Writing the name and address meant the person was deployed, most likely to Iraq.
Twenty-one others are on the next four pages or are scattered throughout my book.
Writing the names on the first five pages kept me from searching through the address book to find the names when I would send packages, which I tried to do regularly.
Most of the names are of people I met while serving as a public affairs supervisor at Fort Bragg, N.C., with the 2125th Garrison Support Unit, a unit that came into existence to help the Army process, train and equip Reserve Component soldiers.
Some names are of people I barely knew or didn’t know at all, names of people whom others gave me.
Some names I never put in my address book, as I had jotted down the information on sticky notes or other slips of paper and tucked them into the book’s front pocket.

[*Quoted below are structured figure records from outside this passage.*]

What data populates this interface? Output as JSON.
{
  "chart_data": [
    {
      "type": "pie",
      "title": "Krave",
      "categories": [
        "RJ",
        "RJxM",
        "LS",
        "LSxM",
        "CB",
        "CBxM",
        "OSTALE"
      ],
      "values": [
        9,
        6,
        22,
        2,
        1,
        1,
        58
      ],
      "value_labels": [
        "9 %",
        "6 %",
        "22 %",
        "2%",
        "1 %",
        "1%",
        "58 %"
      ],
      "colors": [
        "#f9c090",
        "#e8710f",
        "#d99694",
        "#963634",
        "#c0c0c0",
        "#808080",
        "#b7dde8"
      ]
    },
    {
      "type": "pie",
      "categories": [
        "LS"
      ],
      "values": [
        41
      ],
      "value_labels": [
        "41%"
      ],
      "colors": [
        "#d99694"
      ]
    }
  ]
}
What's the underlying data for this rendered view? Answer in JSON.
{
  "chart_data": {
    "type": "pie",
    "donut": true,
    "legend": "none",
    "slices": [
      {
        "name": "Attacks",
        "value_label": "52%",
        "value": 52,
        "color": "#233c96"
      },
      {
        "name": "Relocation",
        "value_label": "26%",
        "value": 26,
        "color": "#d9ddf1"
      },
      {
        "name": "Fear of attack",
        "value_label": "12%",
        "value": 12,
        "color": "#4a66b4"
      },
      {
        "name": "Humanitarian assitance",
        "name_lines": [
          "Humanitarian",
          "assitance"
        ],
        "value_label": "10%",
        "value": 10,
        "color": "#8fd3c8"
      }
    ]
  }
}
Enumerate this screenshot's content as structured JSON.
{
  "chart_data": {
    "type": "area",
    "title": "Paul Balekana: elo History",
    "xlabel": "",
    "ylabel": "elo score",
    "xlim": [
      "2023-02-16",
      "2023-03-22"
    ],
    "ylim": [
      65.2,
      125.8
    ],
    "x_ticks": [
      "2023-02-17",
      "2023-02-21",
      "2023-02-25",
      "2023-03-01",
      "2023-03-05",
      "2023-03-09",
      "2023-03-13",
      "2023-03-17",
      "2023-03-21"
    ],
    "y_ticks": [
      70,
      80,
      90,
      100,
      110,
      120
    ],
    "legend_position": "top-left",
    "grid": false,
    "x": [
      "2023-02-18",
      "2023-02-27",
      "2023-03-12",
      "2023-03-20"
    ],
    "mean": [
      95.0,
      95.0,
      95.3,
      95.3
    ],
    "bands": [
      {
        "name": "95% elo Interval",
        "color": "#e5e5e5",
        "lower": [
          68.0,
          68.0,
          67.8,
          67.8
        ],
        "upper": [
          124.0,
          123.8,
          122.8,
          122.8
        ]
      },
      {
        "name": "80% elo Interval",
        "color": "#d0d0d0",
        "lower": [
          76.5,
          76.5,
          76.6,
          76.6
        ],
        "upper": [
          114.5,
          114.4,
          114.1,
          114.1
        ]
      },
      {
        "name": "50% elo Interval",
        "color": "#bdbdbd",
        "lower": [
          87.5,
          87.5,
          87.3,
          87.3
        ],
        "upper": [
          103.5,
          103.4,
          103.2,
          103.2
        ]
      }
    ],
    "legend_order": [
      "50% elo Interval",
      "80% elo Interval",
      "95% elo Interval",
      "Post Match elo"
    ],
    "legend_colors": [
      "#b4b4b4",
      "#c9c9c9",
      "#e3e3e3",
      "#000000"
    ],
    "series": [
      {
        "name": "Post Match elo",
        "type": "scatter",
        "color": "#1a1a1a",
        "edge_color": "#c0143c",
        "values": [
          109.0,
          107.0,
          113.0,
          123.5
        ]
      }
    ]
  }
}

In a few cases, I printed the address from an email message and just never transferred it.
Some I know well. One is my son. One is now a dear friend. One is the husband of a good friend. One is someone I’ve known since she was a teenager. One I’ve known since he was in elementary school. One is a cousin.
When I decided to join an Army Reserve unit in Atlanta, I wanted one that wouldn’t deploy overseas. While I do enjoy travel, I’ve never wanted to live in another country for very long, and I decided I didn’t want Uncle Sam to send me somewhere I didn’t want to go. In choosing a unit, I chose one that went to North Carolina when called to duty.
In hindsight, that seems cowardly, particularly in light of those 26 names in my address book and the ones on slips of paper tucked in the pocket.
As each person returned home, I drew a diagonal line through their overseas address. In several cases, I ended up writing the name again with a new address at a new base in Iraq.
Oh, how I hated that even more than writing the name the first time.
The packages I sent were well-received, but I always felt the contents were insignificant. Some home-baked cookies, maybe some home-canned fruit, store-bought wintergreen mints, and a card. Always a card.
I last sent packages to a cousin and two former members of the 2125th GSU a few months ago.
With the exception of the guys who were in my unit, everyone else I’ve sent packages to has returned safely to their families. One just celebrated a birthday in Iraq; the other one I haven’t heard from in a while. More than 4,000 who served never made it home alive.
I hope never to write another name in my address book of anyone going to APO AE 093XX.
I’m glad the war in Iraq is over. To the almost 2 million who served there, including the ones in my address book, thank you, and welcome home.